Me Gusta Dormir (Oh, How I Love to Sleep!)

Hmm, I haven't posted in a week, have I?  It's been one of those weeks where I think my family must have assumed the body snatchers swooped in and borrowed Mom again.  (Well, Terence knows better.  He knows what a monster PMS and monthly cycles are, and I think he hunkers down and waits for the storm to pass.)  I'm starting to feel myself again. . . or at least I would feel myself if I had gotten a decent stretch of sleep last night.

Sleep, that wondrous state of bliss when you can actually get it!  But the bane of my existence when I cannot get enough.  Insomnia, crying babies, snoring husbands, electronic distractions, riveting novels, uncomfortable bodies or beds, and blood-curdling nightmares have all conspired to rob me of precious sleep in the past.  I can still remember lying in my bed as a teenager and watching my digital clock countdown the minutes and stressing because I couldn't fall asleep during that very short stretch I had available to sleep.  (I slept almost as little my junior year of high school as I did as a mom with a 6 month old baby.)

In my own way I'm a picky sleeper.  I cannot sleep with a TV on in the background.  Not unless I am so exhausted I'm nearly delirious.  Sharing a hotel room with family members who had to have a TV on to go to sleep was awful when I was younger.  I had a pitched battle with Erin when we started sharing a room in college because she is a TV sleeper also.  I selfishly dug in my heels, and Erin gave in, leaving us TV-less in the bedroom.  (I do remember her falling asleep fairly often on the living room couch though, TV on in the background.)  Snoring was also the bane of my sleeping life, another thing that made sharing a room challenging.  My mission was a nightmare in this regard because there were almost always at least four of us sharing a room, and the odds were that someone would be a snorer.  I only survived because I went to sleep with a Walkman blaring music into my ears every night.  (Someday I'll probably be deaf because of that.  Sometimes it had to be very loud to drown out the window-rattling snores.)

Getting married was even harder.  I quickly began to see that having separate his and hers bedroom suites was not necessarily a sign of coldness towards each other!  Terence likes falling asleep to the TV also, but we never had an extra TV in the early days, so that was a non-issue.  But holy moly, did the man snore!  Shake the bed kind of snoring!!  I usually got by because I would try to fall asleep before he came to bed and hope that I would stay dead to the world when the snores started up.  But he also would stop breathing and that would wake me with a jolt way too often.  I would nudge him until he started breathing again.  If his snoring woke me up, I would shove at him until he would roll over and shift position, giving me about a five minute snore-less window to try and fall asleep again.  It was not a pretty picture.  When Terence finally got formally diagnosed with sleep apnea and started sleeping with a CPAP machine, the quality of my own sleep improved tremendously!!  We've got a system worked out now, a multi-layer plan that lets me sleep as much as humanly possible.  I go to bed first (sometimes hours ahead of Terence) so I'm most likely deeply asleep when he comes to bed.  He puts on headphones and watches some Star Trek episodes on the laptop next to the bed, and I can't hear a thing (unless I snuggle up to him for some reason, then I tend to hear Will Riker's voice even through the headphones).  When he finally starts to get sleepy he puts his CPAP machine on and off he goes into quiet slumber.  (The CPAP machine noise doesn't bother me at all, thank goodness.)  It's a great system, and even when I wake up in the middle of the night, I can get back to sleep without my husband keeping me awake.

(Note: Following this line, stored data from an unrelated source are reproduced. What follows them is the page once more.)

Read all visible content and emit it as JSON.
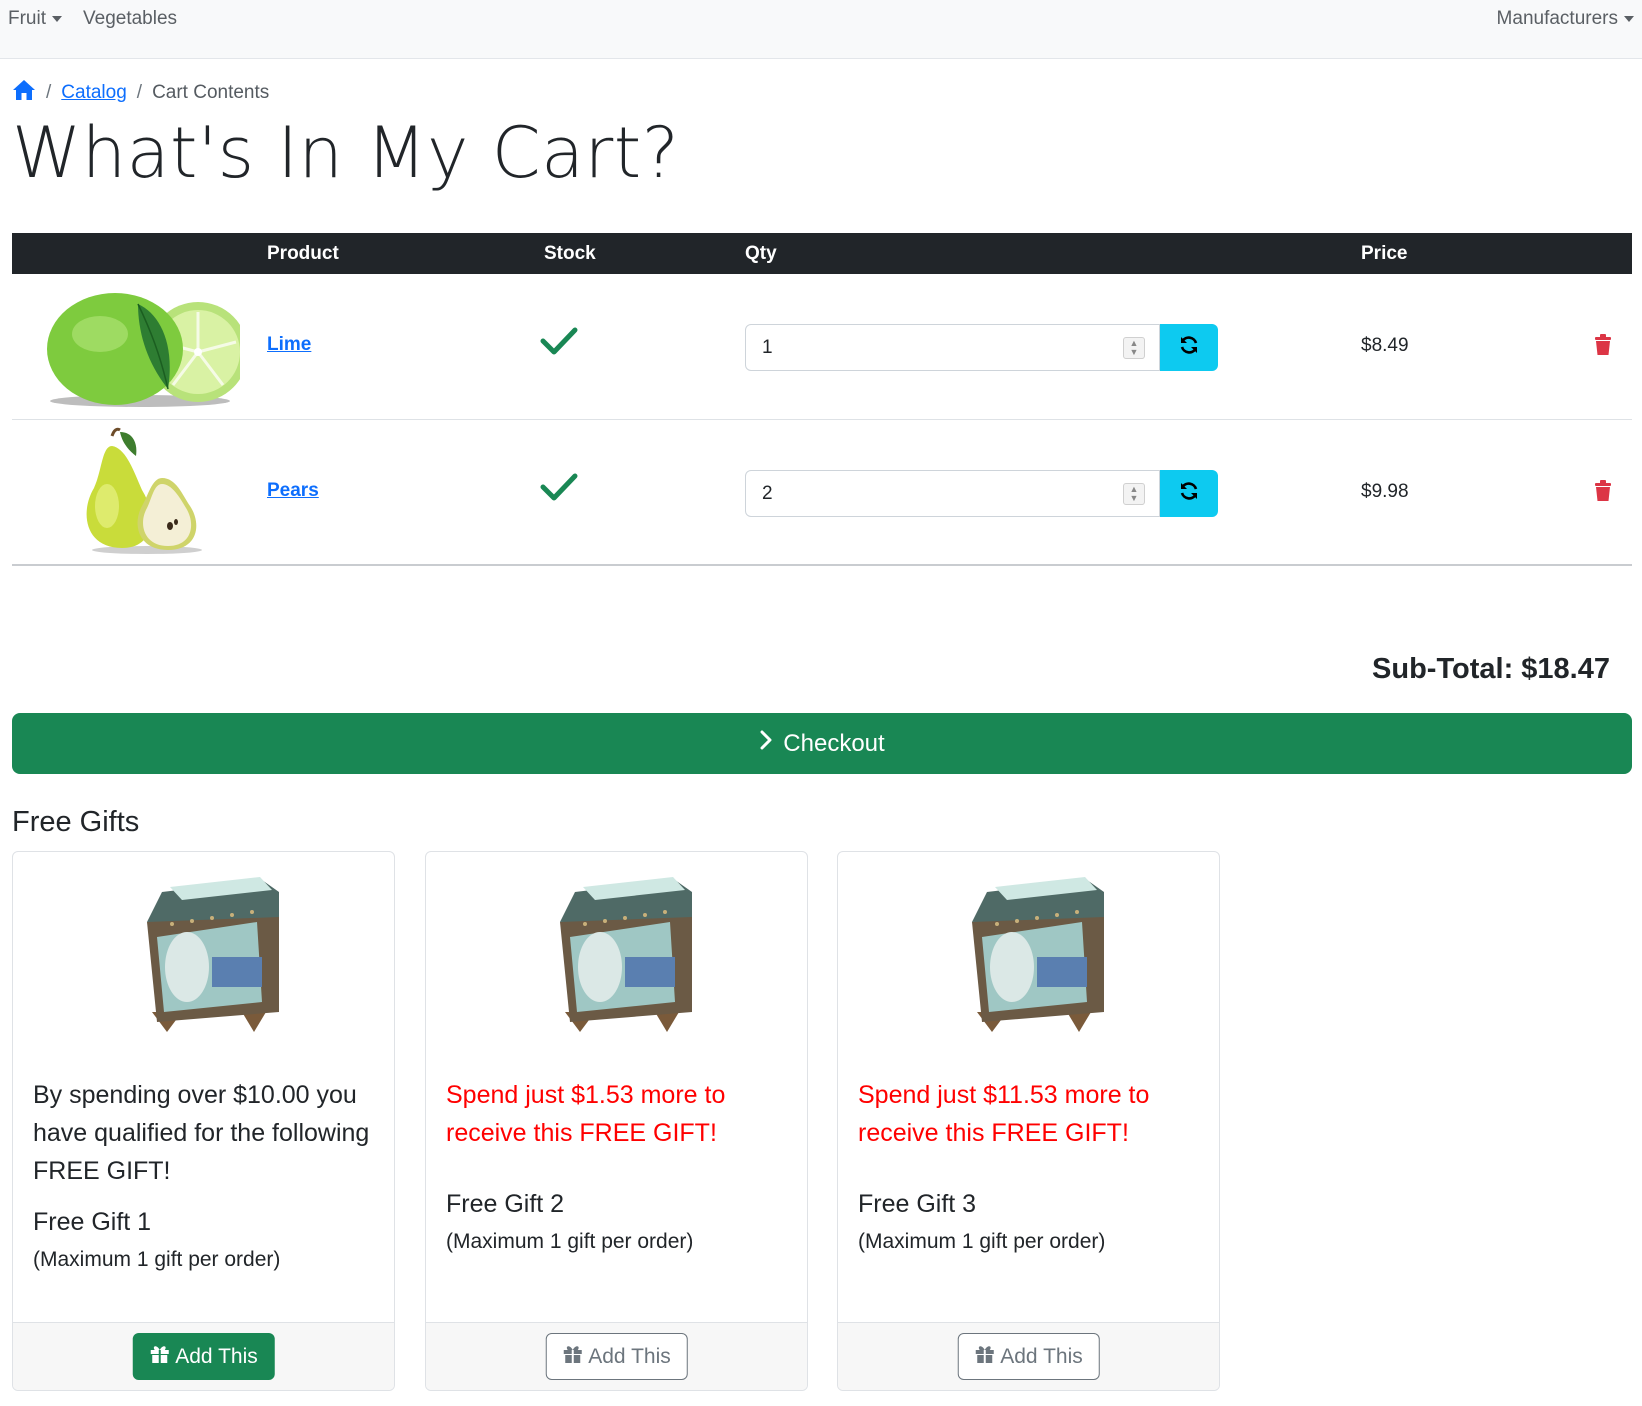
{
  "nav": {
    "fruit": "Fruit",
    "vegetables": "Vegetables",
    "manufacturers": "Manufacturers"
  },
  "breadcrumb": {
    "catalog": "Catalog",
    "current": "Cart Contents"
  },
  "page_title": "What's In My Cart?",
  "table": {
    "headers": {
      "product": "Product",
      "stock": "Stock",
      "qty": "Qty",
      "price": "Price"
    },
    "rows": [
      {
        "product": "Lime",
        "qty": "1",
        "price": "$8.49",
        "in_stock": true
      },
      {
        "product": "Pears",
        "qty": "2",
        "price": "$9.98",
        "in_stock": true
      }
    ]
  },
  "subtotal": "Sub-Total: $18.47",
  "checkout_label": "Checkout",
  "gifts": {
    "heading": "Free Gifts",
    "items": [
      {
        "message": "By spending over $10.00 you have qualified for the following FREE GIFT!",
        "name": "Free Gift 1",
        "limit": "(Maximum 1 gift per order)",
        "button": "Add This",
        "qualified": true
      },
      {
        "message": "Spend just $1.53 more to receive this FREE GIFT!",
        "name": "Free Gift 2",
        "limit": "(Maximum 1 gift per order)",
        "button": "Add This",
        "qualified": false
      },
      {
        "message": "Spend just $11.53 more to receive this FREE GIFT!",
        "name": "Free Gift 3",
        "limit": "(Maximum 1 gift per order)",
        "button": "Add This",
        "qualified": false
      }
    ]
  },
  "colors": {
    "header_dark": "#212529",
    "link_blue": "#0d6efd",
    "success_green": "#198754",
    "info_cyan": "#0dcaf0",
    "danger_red": "#dc3545",
    "warning_text": "#ff0000"
  },
  "icons": {
    "home": "home-icon",
    "check": "check-icon",
    "refresh": "refresh-icon",
    "trash": "trash-icon",
    "chevron": "chevron-right-icon",
    "gift": "gift-icon"
  }
}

Too bad I have kids.  Nothing disrupts my sleep more than having a baby sleeping in my room with me (as S is currently doing).  Except having to deal with a crying baby woken up by her night owl sisters, hence why S is sleeping in my room again.  But man, moving to the couch so that you can let your baby girl cry herself back to sleep sure does a number on your quality of rest.  But it's either that or jerk awake every few minutes as she whimpers or moans or cries a little before dozing off again.  And she's quite capable of getting herself back to sleep on her own if I leave her alone, so I don't want to interfere.

Still, between late night conversation with Terence on the phone, a good book I had trouble putting down, and S's 2am wakeful session, I think I may have had about 4 hours of broken sleep last night.  One good thing about leaving the baby stage behind will be better stretches of sleep!  One can dream, anyway!

Comments

Kami said…
Heidi, that sounds like a bucket full of 'no fun.' Sorry that your nights are so sleepless and the the PMS monster has come to visit. Hang in there darling lady. You are such a great supporter of so many, we need to figure out a way to support you! Hang in there my friend.